The only reason I didn’t rate this book a 5 – was at times the epic battles got a little too epic for my taste. I became a little desensitized to it and it lost some of its impact. I found myself wanting to skim over some of these parts.
Overall, a fantastic read.
North of Beautiful by Justine Chen Headly
This story is about Terra, a teenager who was born with a port-wine stain on her cheek, marring her otherwise beautiful face. She’s tried laser surgery and covers it with make up to try and hide it as best she can. This story is about her journey towards finding herself beautiful just as she is.

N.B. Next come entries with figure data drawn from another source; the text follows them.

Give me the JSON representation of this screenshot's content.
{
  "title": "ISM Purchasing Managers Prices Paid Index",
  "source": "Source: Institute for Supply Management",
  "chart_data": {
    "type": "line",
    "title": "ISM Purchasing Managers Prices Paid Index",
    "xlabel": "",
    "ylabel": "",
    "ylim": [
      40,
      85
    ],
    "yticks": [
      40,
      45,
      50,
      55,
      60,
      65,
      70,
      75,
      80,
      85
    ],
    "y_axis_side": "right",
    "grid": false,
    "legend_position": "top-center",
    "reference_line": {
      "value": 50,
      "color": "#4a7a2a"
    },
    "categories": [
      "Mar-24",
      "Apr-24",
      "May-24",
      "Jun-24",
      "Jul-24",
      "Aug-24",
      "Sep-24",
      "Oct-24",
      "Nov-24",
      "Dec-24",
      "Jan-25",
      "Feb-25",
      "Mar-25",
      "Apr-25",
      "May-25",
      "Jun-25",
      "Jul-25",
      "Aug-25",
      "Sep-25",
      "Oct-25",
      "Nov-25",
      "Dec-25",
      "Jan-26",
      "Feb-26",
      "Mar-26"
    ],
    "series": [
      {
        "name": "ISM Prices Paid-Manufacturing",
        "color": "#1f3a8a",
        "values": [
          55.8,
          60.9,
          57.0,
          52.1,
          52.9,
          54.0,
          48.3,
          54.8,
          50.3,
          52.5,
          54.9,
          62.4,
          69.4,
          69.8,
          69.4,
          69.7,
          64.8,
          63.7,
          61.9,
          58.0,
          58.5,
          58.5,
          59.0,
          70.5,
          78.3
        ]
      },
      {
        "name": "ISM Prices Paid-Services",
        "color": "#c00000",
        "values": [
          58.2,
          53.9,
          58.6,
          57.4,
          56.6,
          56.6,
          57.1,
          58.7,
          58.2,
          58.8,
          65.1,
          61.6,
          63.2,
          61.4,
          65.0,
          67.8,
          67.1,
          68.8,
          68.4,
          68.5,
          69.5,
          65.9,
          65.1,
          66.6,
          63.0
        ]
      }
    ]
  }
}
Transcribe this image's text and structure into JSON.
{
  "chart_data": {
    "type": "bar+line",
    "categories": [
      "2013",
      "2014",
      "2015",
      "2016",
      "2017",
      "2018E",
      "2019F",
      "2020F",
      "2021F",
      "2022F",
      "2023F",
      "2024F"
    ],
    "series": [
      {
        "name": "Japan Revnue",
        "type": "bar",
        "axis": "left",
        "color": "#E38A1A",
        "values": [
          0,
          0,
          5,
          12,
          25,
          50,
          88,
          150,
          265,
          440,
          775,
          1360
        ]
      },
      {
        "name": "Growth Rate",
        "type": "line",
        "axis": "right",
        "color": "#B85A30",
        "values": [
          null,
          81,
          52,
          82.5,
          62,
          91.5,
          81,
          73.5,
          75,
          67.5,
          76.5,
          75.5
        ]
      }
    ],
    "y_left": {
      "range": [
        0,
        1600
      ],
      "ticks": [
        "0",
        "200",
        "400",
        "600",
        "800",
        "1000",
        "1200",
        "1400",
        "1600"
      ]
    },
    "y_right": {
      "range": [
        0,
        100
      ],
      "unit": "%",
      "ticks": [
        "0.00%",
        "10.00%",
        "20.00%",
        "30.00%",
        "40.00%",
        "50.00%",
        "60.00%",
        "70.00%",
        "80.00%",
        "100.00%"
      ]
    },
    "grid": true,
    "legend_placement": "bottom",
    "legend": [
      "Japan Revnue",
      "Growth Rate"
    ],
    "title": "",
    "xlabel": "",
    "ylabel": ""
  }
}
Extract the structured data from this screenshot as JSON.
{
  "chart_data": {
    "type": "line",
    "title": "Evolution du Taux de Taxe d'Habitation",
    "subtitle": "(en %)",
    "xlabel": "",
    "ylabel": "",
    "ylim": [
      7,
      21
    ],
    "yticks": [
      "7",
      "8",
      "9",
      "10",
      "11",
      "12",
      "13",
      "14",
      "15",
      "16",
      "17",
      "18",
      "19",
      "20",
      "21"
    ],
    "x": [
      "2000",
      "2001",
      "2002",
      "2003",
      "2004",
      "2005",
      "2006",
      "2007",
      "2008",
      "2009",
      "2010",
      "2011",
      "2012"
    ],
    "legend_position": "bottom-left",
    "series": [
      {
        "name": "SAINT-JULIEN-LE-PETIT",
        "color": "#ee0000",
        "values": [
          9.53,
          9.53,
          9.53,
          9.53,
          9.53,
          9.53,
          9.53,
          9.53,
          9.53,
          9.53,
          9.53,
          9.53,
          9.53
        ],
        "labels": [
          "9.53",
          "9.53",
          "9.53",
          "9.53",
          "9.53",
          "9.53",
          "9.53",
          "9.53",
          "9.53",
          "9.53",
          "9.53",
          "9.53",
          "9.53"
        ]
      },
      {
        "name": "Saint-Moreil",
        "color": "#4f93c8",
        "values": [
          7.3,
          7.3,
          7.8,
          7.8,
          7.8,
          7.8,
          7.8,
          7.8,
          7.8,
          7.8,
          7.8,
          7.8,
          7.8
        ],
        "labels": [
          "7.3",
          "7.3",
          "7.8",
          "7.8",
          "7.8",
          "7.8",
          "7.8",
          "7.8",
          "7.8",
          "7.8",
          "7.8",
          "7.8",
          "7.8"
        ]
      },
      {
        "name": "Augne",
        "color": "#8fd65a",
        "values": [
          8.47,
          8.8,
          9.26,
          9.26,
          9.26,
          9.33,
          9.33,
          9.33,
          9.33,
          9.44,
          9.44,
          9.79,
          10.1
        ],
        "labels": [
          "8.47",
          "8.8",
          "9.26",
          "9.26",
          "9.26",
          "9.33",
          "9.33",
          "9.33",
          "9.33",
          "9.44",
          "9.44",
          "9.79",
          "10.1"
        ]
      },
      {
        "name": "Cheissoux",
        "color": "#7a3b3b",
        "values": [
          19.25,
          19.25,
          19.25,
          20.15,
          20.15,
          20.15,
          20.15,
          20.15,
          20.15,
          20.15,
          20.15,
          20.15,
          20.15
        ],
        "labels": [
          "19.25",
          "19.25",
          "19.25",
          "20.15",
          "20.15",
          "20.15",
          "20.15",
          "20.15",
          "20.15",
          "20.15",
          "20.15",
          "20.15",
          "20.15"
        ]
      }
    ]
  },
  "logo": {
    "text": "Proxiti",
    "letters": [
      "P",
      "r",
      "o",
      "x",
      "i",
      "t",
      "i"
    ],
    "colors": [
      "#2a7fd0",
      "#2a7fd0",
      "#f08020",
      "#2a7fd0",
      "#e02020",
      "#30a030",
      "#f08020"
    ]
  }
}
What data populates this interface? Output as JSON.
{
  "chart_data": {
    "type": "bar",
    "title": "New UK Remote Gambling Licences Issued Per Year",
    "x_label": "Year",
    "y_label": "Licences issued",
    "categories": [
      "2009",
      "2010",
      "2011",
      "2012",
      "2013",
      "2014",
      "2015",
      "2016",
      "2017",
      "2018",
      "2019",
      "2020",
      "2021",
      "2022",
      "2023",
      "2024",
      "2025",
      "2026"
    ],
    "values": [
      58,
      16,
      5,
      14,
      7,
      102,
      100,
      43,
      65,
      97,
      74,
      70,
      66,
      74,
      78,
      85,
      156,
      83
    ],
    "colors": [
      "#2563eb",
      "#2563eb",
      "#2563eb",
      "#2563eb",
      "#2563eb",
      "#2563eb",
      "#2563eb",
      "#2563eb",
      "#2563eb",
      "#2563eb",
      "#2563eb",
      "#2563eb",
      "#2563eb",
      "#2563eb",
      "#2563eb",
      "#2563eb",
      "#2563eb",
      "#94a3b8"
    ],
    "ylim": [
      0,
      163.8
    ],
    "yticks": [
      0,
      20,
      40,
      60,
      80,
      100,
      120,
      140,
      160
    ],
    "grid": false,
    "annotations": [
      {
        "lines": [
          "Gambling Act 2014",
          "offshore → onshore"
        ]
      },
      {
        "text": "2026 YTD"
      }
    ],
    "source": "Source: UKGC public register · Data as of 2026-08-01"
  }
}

The story weaves around her dysfunctional family and how she breaks apart from the chains that her father has shackled her with.
I honestly loved this story. It’s a bit slow and hard to read at the beginning because of how verbally abusive her father is to Terra and the rest of her family, but about a third of the way in, things really move and the story entrances you. Her journey doesn’t feel forced or abrupt.
My only complaint was the end left me with wanting more. Not that the end was bad, but I really felt invested in these characters and was sad when it was over and wished to see further into their future.